Savaşın beklentileri bozduğunu aktaran Çakar, dünya iktisadının, 2022 yılının sonuna ait öngörülen büyüme, enflasyon, kur yani ekonomik temel göstergeleri tekrar baştan sona gayelerini revize etmek durumunda kaldığını hatırlattı.
Türkiye’nin pandemide yüzde 1,8 büyüdüğünü söz eden Çakar, “Çin’le bir arada en çok büyüyen ülke biz olmuştuk. Geçen sene yüzde 11 civarında sanırım İngiltere’yle birlikte en yüksek büyüyen ülkelerden biri olmuştuk. Bu sene ise birinci çeyrekte hatırlayın yüzde 7,3 oranında büyüdük. Türkiye ortalama yüzde 5 civarında büyüyor. Bu sene de yüzde 5 civarında büyüyebileceğimizi öngörüyoruz. Lakin şunu unutmamalıyız, global zorluklar bütün dünyayı etkilediği üzere bütün gelişmekte olan ülkeleri de etkiliyor. Haliyle bizim üzere dışa açık bir iktisadın etkilenmemesi düşünülemez. Münasebetiyle biz de etkileniyoruz” değerlendirmesinde bulundu.
“TÜRKİYE’DE KREDİYE ERİŞİMDE RASTGELE BİR SORUN BULUNMUYOR”
Çakar, konuşmasını şöyle sürdürdü:
“Türkiye’de krediye erişimde rastgele bir sorun bulunmuyor. Kredilerin yanlışsız mecralarda kullandırılması konusunda gayret harcıyoruz. Kredi kullanımında en fazla hissesi yüzde 28 ile imalat endüstrisi almış. Sonra ticaret yüzde 16, inşaat yüzde 10, güç yüzde 9 pazar hissesine sahip. Son 1 yıl içerisinde imalat endüstrisinin 2 puan kazandığını görüyoruz. Daha evvel yüzde 26 idi. Aslında kredinin selektif olarak kullandırılması, gerçek mecralara kullandırılması, üretime, yatırıma kullandırılması noktasında burada bir farkındalık bir yönlendirme olduğunu görüyoruz. Kredilerin tahsilinde de bir sorun yok. Pekala kesim olarak verdiğimiz kredileri tahsil edebiliyor muyuz? 2021 yılında yüzde 4,2 olan tahsili gecikmiş alacak oranı Mayıs 2022 prestijiyle yüzde 2,7’ye düşmüş durumda. Bakın global bir kriz var. Yanı başımızda bir savaş var. Lakin tahsili gecikmiş alacak oranı yani kredilerin tahsil kabiliyeti hakikatten çok yeterli. Bu ortada kredilerin tahsili gecikmiş alacak kalemlerine intikal etmiş olması bu kredinin battığı manasına asla gelmiyor. Bunların bir kısmı yapılandırılıyor, bir kısmı gecikmeli ödeniyor. Hasebiyle Türkiye’de kredilerin tahsilatı noktasında hiçbir sorun katiyen bulunmamaktadır. Krediler muhakkak tahsil oluyor. Biz Türk bankacılık kesimi olarak gerçek kesimi destekleyebilecek kabiliyette, güçte ve iradedeyiz. Kâfi ki daima birlikte üretelim, yatırım yapalım, ihracat yapalım ve istihdam sağlayalım.”

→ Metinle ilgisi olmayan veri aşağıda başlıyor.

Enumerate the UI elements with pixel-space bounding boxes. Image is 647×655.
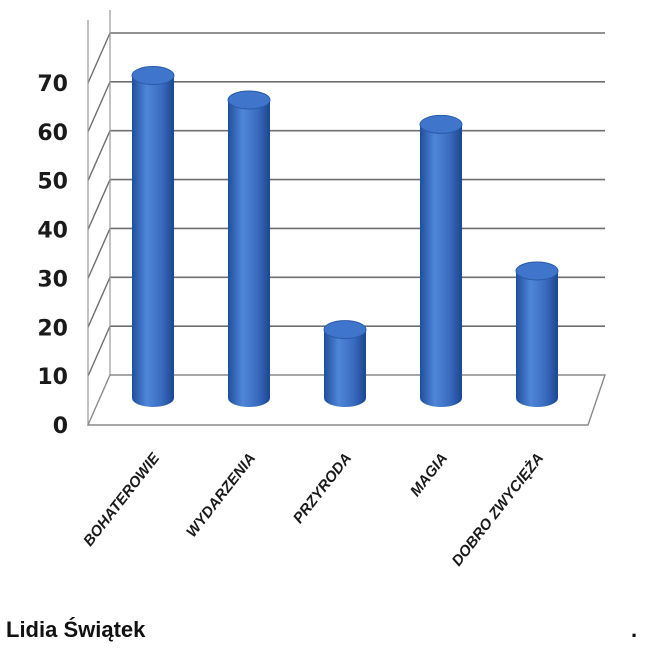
author-name: Lidia Świątek: [6, 617, 146, 642]
gridline-side: [87, 81, 111, 133]
x-category-label: PRZYRODA: [290, 450, 355, 527]
y-tick-label: 20: [37, 316, 68, 341]
bar-top: [515, 261, 559, 281]
bar: [419, 114, 463, 408]
x-category-label: BOHATEROWIE: [80, 449, 164, 549]
gridline-side: [87, 277, 111, 328]
trailing-mark: .: [631, 617, 638, 642]
gridline-side: [87, 325, 111, 377]
gridline-side: [87, 179, 111, 230]
gridline-side: [87, 130, 111, 181]
y-tick-label: 60: [37, 121, 68, 146]
bar-chart: 0 10 20 30 40 50 60 70 BOHATEROWIE WYDARZENIA PRZ…: [37, 10, 606, 569]
x-category-label: DOBRO ZWYCIĘŻA: [449, 450, 548, 569]
floor: [86, 374, 606, 426]
y-tick-label: 10: [37, 365, 68, 390]
bar-top: [419, 114, 463, 134]
y-tick-label: 40: [37, 219, 68, 244]
bars: [131, 66, 559, 408]
bar: [323, 320, 367, 407]
bar-top: [131, 66, 175, 86]
bar: [131, 66, 175, 407]
bar-body: [324, 329, 366, 407]
x-category-label: WYDARZENIA: [183, 450, 259, 541]
y-tick-label: 50: [37, 170, 68, 195]
bar-body: [516, 270, 558, 407]
bar-body: [420, 124, 462, 408]
bar: [515, 261, 559, 407]
bar-top: [227, 90, 271, 110]
x-category-label: MAGIA: [407, 450, 451, 500]
bar-body: [132, 75, 174, 407]
bar-top: [323, 320, 367, 340]
y-tick-label: 0: [53, 414, 68, 439]
gridline-side: [87, 228, 111, 279]
y-tick-label: 70: [37, 72, 68, 97]
bar: [227, 90, 271, 407]
axes: [86, 10, 606, 426]
bar-body: [228, 99, 270, 407]
gridlines: [87, 32, 605, 377]
gridline-side: [87, 32, 111, 84]
category-labels: BOHATEROWIE WYDARZENIA PRZYRODA MAGIADOBRO …: [80, 449, 547, 569]
y-tick-labels: 0 10 20 30 40 50 60 70: [37, 72, 68, 439]
y-tick-label: 30: [37, 267, 68, 292]
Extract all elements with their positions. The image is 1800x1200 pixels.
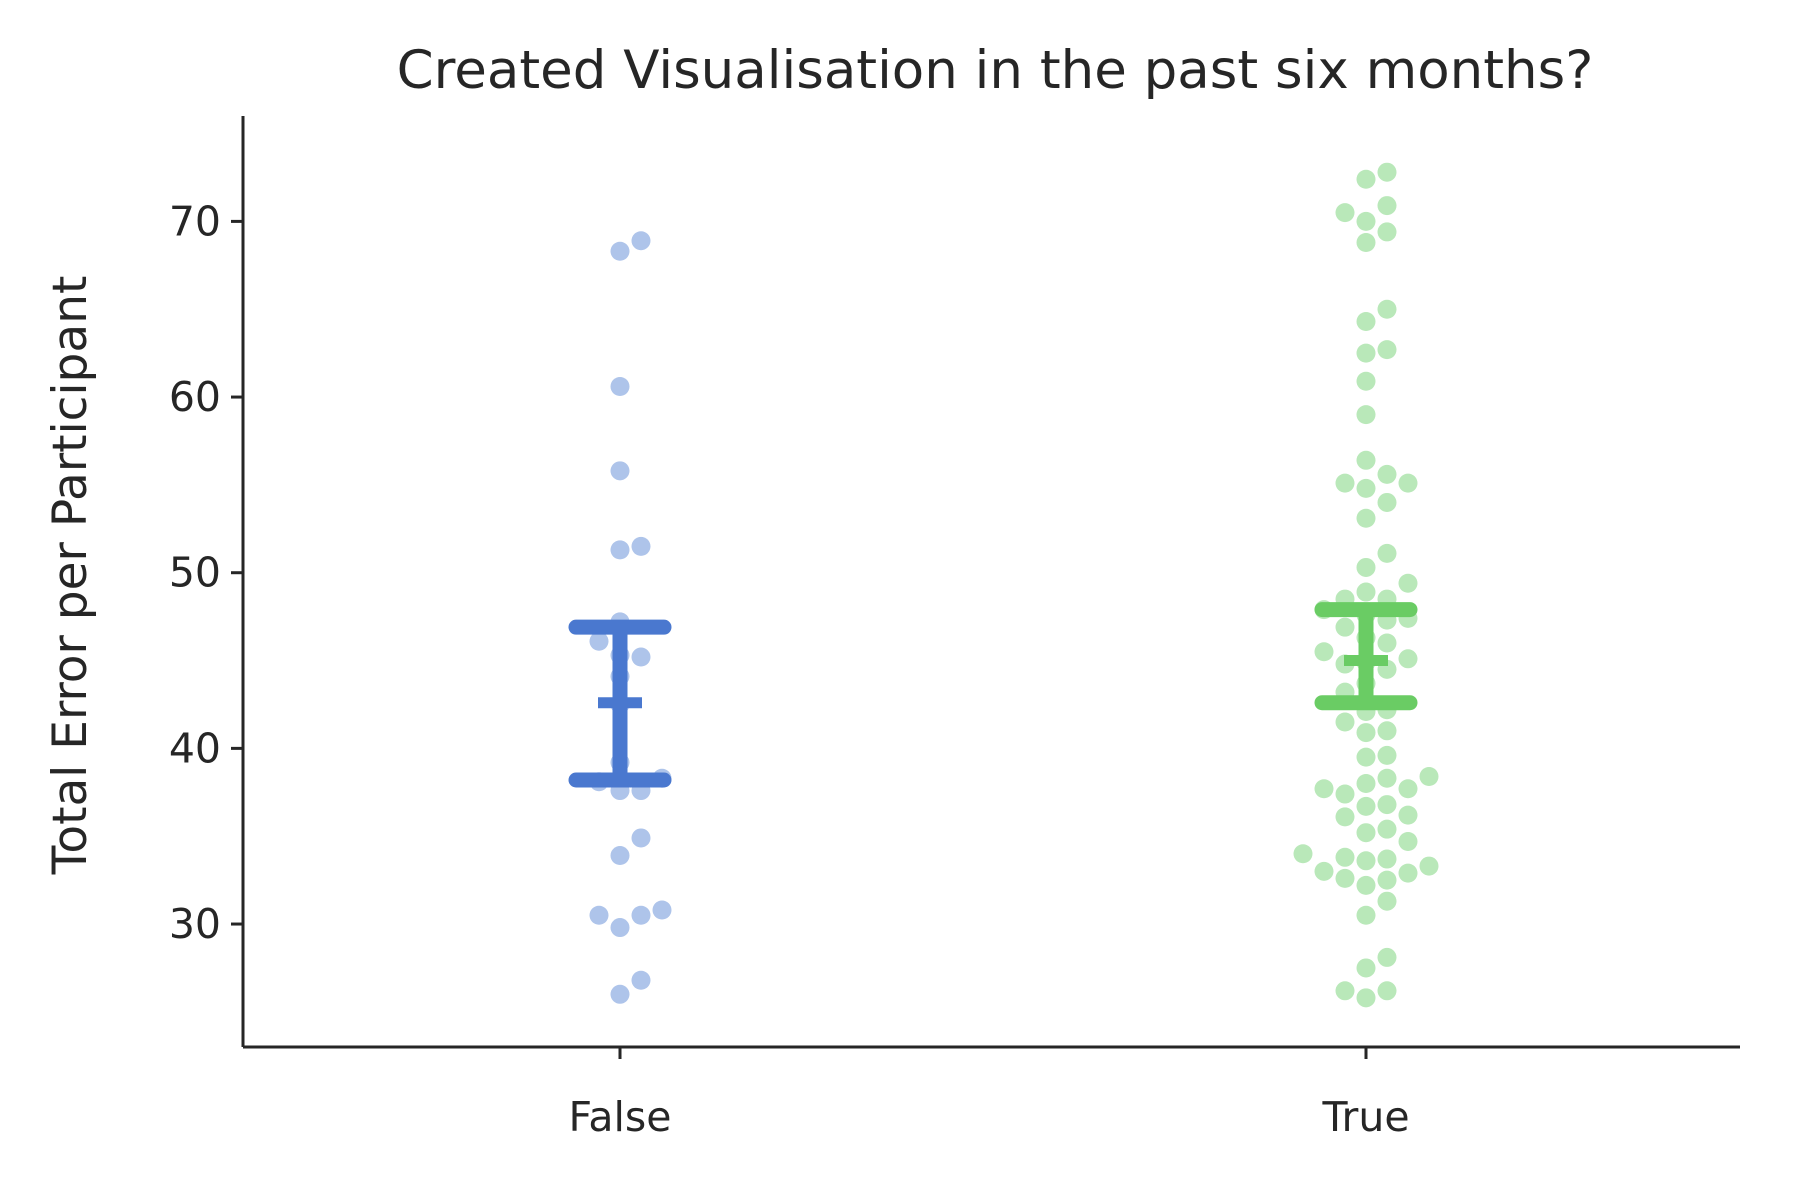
- data-point-true: [1377, 891, 1397, 911]
- data-point-true: [1377, 819, 1397, 839]
- data-point-true: [1377, 745, 1397, 765]
- data-point-true: [1335, 868, 1355, 888]
- data-point-false: [631, 905, 651, 925]
- data-point-true: [1356, 774, 1376, 794]
- data-point-true: [1356, 958, 1376, 978]
- data-point-false: [631, 828, 651, 848]
- data-point-true: [1377, 299, 1397, 319]
- data-point-true: [1335, 473, 1355, 493]
- data-point-true: [1377, 543, 1397, 563]
- y-axis-ticks: 30 40 50 60 70: [169, 197, 243, 948]
- data-point-false: [610, 540, 630, 560]
- data-point-true: [1398, 649, 1418, 669]
- data-point-true: [1398, 831, 1418, 851]
- data-point-true: [1356, 371, 1376, 391]
- data-point-true: [1356, 905, 1376, 925]
- data-point-true: [1356, 478, 1376, 498]
- data-point-false: [610, 377, 630, 397]
- data-point-true: [1356, 557, 1376, 577]
- data-point-true: [1314, 642, 1334, 662]
- y-tick-label: 50: [169, 549, 221, 597]
- data-point-false: [610, 241, 630, 261]
- data-point-true: [1398, 779, 1418, 799]
- interval-false: [568, 619, 672, 788]
- data-point-true: [1356, 508, 1376, 528]
- data-point-false: [631, 536, 651, 556]
- data-point-true: [1377, 870, 1397, 890]
- swarm-points: [589, 162, 1439, 1008]
- data-point-true: [1335, 847, 1355, 867]
- data-point-false: [589, 631, 609, 651]
- data-point-true: [1398, 863, 1418, 883]
- data-point-false: [652, 900, 672, 920]
- data-point-true: [1377, 981, 1397, 1001]
- data-point-true: [1377, 340, 1397, 360]
- data-point-true: [1335, 712, 1355, 732]
- data-point-true: [1356, 211, 1376, 231]
- data-point-false: [610, 846, 630, 866]
- data-point-true: [1398, 573, 1418, 593]
- data-point-true: [1356, 796, 1376, 816]
- data-point-false: [631, 970, 651, 990]
- data-point-true: [1335, 807, 1355, 827]
- data-point-true: [1335, 981, 1355, 1001]
- confidence-intervals: [568, 602, 1418, 788]
- data-point-true: [1356, 851, 1376, 871]
- data-point-true: [1419, 856, 1439, 876]
- data-point-true: [1356, 582, 1376, 602]
- data-point-false: [610, 984, 630, 1004]
- data-point-true: [1356, 169, 1376, 189]
- data-point-true: [1356, 823, 1376, 843]
- data-point-true: [1377, 222, 1397, 242]
- data-point-true: [1356, 875, 1376, 895]
- data-point-false: [610, 461, 630, 481]
- y-tick-label: 70: [169, 197, 221, 245]
- data-point-true: [1419, 766, 1439, 786]
- data-point-true: [1335, 784, 1355, 804]
- data-point-true: [1377, 196, 1397, 216]
- interval-true: [1314, 602, 1418, 711]
- data-point-true: [1377, 795, 1397, 815]
- data-point-false: [631, 231, 651, 251]
- data-point-true: [1377, 947, 1397, 967]
- chart-title: Created Visualisation in the past six mo…: [397, 40, 1594, 101]
- data-point-true: [1377, 849, 1397, 869]
- data-point-true: [1356, 343, 1376, 363]
- data-point-true: [1335, 617, 1355, 637]
- x-tick-label: False: [569, 1093, 672, 1141]
- y-tick-label: 40: [169, 724, 221, 772]
- y-tick-label: 30: [169, 900, 221, 948]
- data-point-false: [631, 647, 651, 667]
- data-point-true: [1314, 861, 1334, 881]
- data-point-true: [1356, 723, 1376, 743]
- x-axis-ticks: False True: [569, 1047, 1410, 1141]
- data-point-true: [1293, 844, 1313, 864]
- data-point-true: [1356, 450, 1376, 470]
- data-point-true: [1377, 492, 1397, 512]
- data-point-false: [589, 905, 609, 925]
- data-point-true: [1335, 203, 1355, 223]
- data-point-true: [1377, 464, 1397, 484]
- data-point-true: [1377, 721, 1397, 741]
- data-point-true: [1356, 747, 1376, 767]
- x-tick-label: True: [1321, 1093, 1409, 1141]
- plot-area: [568, 162, 1439, 1008]
- data-point-true: [1356, 232, 1376, 252]
- data-point-true: [1356, 405, 1376, 425]
- data-point-true: [1377, 162, 1397, 182]
- data-point-true: [1356, 312, 1376, 332]
- y-tick-label: 60: [169, 373, 221, 421]
- data-point-true: [1398, 473, 1418, 493]
- data-point-true: [1377, 633, 1397, 653]
- data-point-true: [1356, 988, 1376, 1008]
- data-point-false: [610, 918, 630, 938]
- y-axis-label: Total Error per Participant: [43, 276, 98, 876]
- data-point-true: [1398, 805, 1418, 825]
- data-point-true: [1314, 779, 1334, 799]
- data-point-true: [1377, 768, 1397, 788]
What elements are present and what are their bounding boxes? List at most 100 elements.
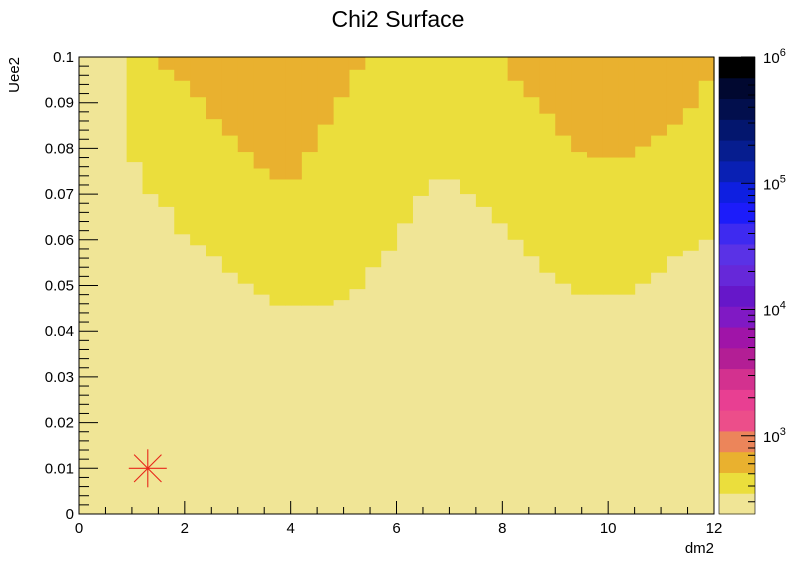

Toplantıda, Denizli Ticaret Borsası İdare Konseyi Lideri İbrahim Tefenlili, Denizli Sanayi Odası Lider Vekili Selim Kasapoğlu ve Denizli Ticaret Odası İdare Konseyi Lideri Uğur Erdoğan da yaşadıkları sıkıntılar ve dalların taleplerine ait konuşma yaptı.
Toplantıya Denizli Büyükşehir Belediye Lideri Osman Zolan, kamu ve birtakım özel bankaların genel müdürleri de katıldı.
Konuşmaların akabinde toplantı basına kapalı devam etti.